Integrated artificial neural network analysis and functional cell based affinity mass spectrometry for screening a bifunctional activator of Ca2+ and β2AR in aconite

Abstract

Arrhythmia, a common heart disease, is an abnormal frequency or rhythm of heartbeat caused by the origin or conduction obstacle of the heart. Aconite (Fuzi) has been regarded as an effective cardiotonic agent in traditional Chinese medicine (TCM), but it sometimes induces cardiac toxicity, such as arrhythmia, in the clinic. It is still a challenge to identify the active ingredients related to the therapeutic effect or toxicity in the application of aconite. To clarify which ingredient or derivative plays a key role of reducing toxicity and improving efficiency in the use of aconite, a serum pharmacology approach integrated with metabolomics and artificial neural network (ANN) analysis was used to in vivo screen Ca2+ and β2AR regulators from the extracts of Heishunpian (HSP), which a processed lateral root of aconite.
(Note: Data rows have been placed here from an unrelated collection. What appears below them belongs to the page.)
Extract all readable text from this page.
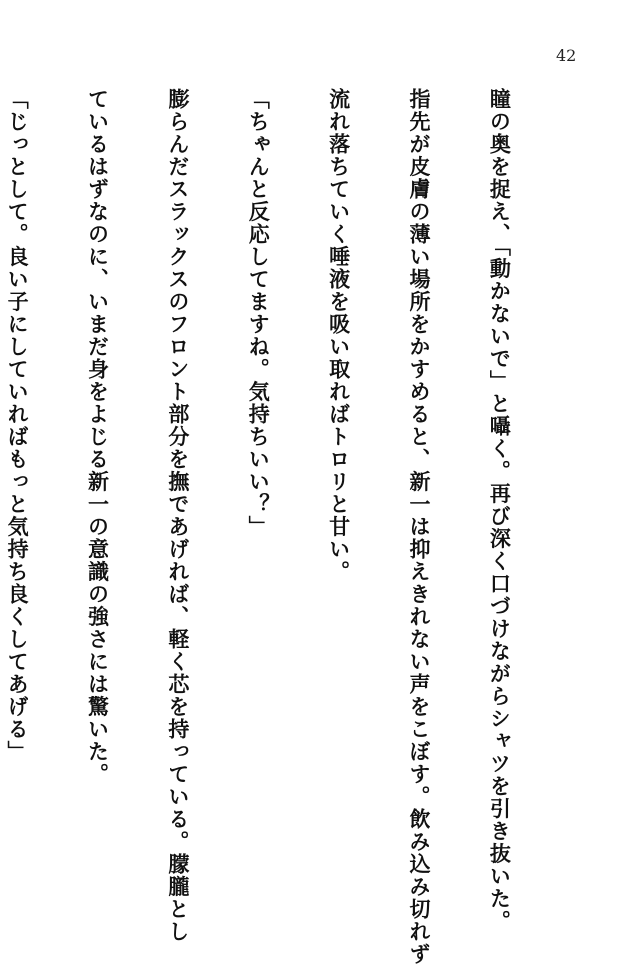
42

瞳の奥を捉え、「動かないで」と囁く。再び深く口づけながらシャツを引き抜いた。

指先が皮膚の薄い場所をかすめると、新一は抑えきれない声をこぼす。飲み込み切れず

流れ落ちていく唾液を吸い取ればトロリと甘い。

「ちゃんと反応してますね。気持ちいい？」

膨らんだスラックスのフロント部分を撫であげれば、軽く芯を持っている。朦朧とし

ているはずなのに、いまだ身をよじる新一の意識の強さには驚いた。

「じっとして。良い子にしていればもっと気持ち良くしてあげる」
In addition, β2AR transfected CHO and myocardium H9C2 functional cells-based affinity mass spectrometry (AMS) screening tests were carried out for evaluating the active ingredients in vitro. The results demonstrated that the monoester diterpenoid alkaloids (MDAs) represented by fuziline were the key bifunctional activators that could activate Ca2+ and β2AR simultaneously. The effective compatibility of the calcium antagonists could regulate the heart rhythm to alleviate arrhythmia while maintain their cardiotonic effect, which was induced by aconite. In this study, ANN analysis based on serum pharmacology combined with AMS screen, which utilized with functional cells presented a powerful analytical strategy to the discovery and evaluation of active ingredients from a complex system.